Traylor, Terry, Straub, Jeremy, Gurmeet, Snell, Nicholas.  2019.  Classifying Fake News Articles Using Natural Language Processing to Identify In-Article Attribution as a Supervised Learning Estimator. 2019 IEEE 13th International Conference on Semantic Computing (ICSC). :445—449.

Intentionally deceptive content presented under the guise of legitimate journalism is a worldwide information accuracy and integrity problem that affects opinion forming, decision making, and voting patterns. Most so-called `fake news' is initially distributed over social media conduits like Facebook and Twitter and later finds its way onto mainstream media platforms such as traditional television and radio news. The fake news stories that are initially seeded over social media platforms share key linguistic characteristics such as making excessive use of unsubstantiated hyperbole and non-attributed quoted content. In this paper, the results of a fake news identification study that documents the performance of a fake news classifier are presented. The Textblob, Natural Language, and SciPy Toolkits were used to develop a novel fake news detector that uses quoted attribution in a Bayesian machine learning system as a key feature to estimate the likelihood that a news article is fake. The resultant process precision is 63.333% effective at assessing the likelihood that an article with quotes is fake. This process is called influence mining and this novel technique is presented as a method that can be used to enable fake news and even propaganda detection. In this paper, the research process, technical analysis, technical linguistics work, and classifier performance and results are presented. The paper concludes with a discussion of how the current system will evolve into an influence mining system.

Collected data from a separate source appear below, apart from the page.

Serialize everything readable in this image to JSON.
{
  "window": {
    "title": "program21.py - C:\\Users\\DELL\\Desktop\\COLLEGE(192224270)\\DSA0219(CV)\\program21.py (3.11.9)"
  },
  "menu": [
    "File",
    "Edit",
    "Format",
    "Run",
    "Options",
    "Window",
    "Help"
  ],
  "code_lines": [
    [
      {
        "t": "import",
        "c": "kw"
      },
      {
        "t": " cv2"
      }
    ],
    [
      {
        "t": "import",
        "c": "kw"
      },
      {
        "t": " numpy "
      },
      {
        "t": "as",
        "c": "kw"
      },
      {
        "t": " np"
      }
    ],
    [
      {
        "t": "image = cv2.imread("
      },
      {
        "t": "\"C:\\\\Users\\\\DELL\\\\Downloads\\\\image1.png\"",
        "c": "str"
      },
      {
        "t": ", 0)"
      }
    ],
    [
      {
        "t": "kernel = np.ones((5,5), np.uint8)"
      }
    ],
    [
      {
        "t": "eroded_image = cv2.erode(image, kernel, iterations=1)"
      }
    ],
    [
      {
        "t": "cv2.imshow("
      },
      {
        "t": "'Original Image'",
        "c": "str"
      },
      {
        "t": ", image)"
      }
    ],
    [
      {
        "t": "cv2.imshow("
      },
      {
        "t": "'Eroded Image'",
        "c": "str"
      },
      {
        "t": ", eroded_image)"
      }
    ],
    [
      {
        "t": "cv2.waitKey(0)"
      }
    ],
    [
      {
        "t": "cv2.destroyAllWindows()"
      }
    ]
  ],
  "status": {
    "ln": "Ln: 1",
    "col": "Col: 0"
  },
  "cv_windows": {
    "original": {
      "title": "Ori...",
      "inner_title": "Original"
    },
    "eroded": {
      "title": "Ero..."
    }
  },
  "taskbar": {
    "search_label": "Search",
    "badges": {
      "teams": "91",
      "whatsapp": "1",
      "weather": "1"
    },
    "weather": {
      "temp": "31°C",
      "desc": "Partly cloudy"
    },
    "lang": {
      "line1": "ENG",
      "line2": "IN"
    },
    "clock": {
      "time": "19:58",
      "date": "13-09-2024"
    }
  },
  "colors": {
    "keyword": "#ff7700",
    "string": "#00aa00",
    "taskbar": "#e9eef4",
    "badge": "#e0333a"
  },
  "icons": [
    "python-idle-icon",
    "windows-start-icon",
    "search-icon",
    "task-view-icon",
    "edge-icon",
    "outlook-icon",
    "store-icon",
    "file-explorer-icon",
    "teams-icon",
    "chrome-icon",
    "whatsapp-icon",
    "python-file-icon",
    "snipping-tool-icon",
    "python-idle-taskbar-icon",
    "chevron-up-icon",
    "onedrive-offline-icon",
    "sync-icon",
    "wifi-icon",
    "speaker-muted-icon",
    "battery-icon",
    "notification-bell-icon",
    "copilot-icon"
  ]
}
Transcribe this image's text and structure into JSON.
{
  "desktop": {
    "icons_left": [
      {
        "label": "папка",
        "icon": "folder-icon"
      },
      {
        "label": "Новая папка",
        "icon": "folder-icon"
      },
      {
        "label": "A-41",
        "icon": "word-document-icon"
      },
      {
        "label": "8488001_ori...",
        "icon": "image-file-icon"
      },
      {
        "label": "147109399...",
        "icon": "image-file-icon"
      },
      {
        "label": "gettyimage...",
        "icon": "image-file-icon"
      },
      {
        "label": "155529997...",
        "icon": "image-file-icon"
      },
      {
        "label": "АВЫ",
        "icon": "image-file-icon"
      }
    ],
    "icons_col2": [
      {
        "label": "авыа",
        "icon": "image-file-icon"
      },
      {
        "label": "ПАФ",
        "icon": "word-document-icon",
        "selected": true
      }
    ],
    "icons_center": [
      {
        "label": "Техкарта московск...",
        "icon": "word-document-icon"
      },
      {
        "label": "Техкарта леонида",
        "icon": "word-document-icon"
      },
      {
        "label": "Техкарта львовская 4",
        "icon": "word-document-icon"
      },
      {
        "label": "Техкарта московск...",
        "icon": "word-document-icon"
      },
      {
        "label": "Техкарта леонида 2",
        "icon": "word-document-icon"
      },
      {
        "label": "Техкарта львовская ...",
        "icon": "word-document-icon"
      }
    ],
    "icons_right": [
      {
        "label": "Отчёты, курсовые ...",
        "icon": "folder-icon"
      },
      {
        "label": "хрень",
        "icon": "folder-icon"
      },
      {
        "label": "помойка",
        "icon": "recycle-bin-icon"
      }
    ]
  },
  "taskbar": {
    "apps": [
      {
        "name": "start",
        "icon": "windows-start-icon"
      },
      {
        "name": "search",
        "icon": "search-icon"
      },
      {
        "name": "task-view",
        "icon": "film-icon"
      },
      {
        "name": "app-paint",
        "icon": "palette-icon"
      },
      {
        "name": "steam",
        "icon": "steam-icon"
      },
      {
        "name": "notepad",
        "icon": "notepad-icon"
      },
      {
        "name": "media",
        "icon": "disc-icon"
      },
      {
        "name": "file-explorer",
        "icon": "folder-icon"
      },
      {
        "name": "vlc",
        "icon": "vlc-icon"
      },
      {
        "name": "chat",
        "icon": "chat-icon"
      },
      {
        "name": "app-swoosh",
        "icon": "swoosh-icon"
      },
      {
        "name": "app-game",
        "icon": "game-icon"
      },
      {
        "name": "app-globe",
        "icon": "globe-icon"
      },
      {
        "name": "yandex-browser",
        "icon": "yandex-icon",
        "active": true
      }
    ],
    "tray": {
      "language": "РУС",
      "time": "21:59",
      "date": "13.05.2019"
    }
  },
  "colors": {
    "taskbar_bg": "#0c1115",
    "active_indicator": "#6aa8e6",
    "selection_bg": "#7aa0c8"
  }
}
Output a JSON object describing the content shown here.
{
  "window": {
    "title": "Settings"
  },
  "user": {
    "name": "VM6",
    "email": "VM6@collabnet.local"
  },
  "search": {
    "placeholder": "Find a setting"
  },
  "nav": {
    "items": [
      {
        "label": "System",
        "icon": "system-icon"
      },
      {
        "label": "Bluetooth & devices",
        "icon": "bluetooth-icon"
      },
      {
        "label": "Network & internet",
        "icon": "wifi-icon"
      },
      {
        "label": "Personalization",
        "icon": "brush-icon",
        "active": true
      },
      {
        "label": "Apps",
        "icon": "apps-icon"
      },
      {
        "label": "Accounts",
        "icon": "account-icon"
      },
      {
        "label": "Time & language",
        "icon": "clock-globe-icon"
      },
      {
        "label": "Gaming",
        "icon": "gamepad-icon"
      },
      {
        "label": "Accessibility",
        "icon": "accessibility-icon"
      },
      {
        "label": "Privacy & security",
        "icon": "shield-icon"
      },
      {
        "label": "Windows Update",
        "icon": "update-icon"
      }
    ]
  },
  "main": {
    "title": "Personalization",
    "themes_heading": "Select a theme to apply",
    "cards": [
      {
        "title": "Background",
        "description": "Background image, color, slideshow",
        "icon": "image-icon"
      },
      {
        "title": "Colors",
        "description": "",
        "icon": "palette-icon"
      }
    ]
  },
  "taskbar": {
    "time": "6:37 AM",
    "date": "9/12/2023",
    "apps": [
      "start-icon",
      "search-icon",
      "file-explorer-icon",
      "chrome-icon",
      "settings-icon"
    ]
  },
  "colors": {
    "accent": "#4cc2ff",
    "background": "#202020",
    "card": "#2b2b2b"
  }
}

BOUGHACI, Dalila, BENMESBAH, Mounir, ZEBIRI, Aniss.  2019.  An improved N-grams based Model for Authorship Attribution. 2019 International Conference on Computer and Information Sciences (ICCIS). :1—6.

Authorship attribution is the problem of studying an anonymous text and finding the corresponding author in a set of candidate authors. In this paper, we propose a method based on N-grams model for the problem of authorship attribution. Several measures are used to assign an anonymous text to an author. The different variants of the proposed method are implemented and validated on PAN benchmarks. The numerical results are encouraging and demonstrate the benefit of the proposed idea.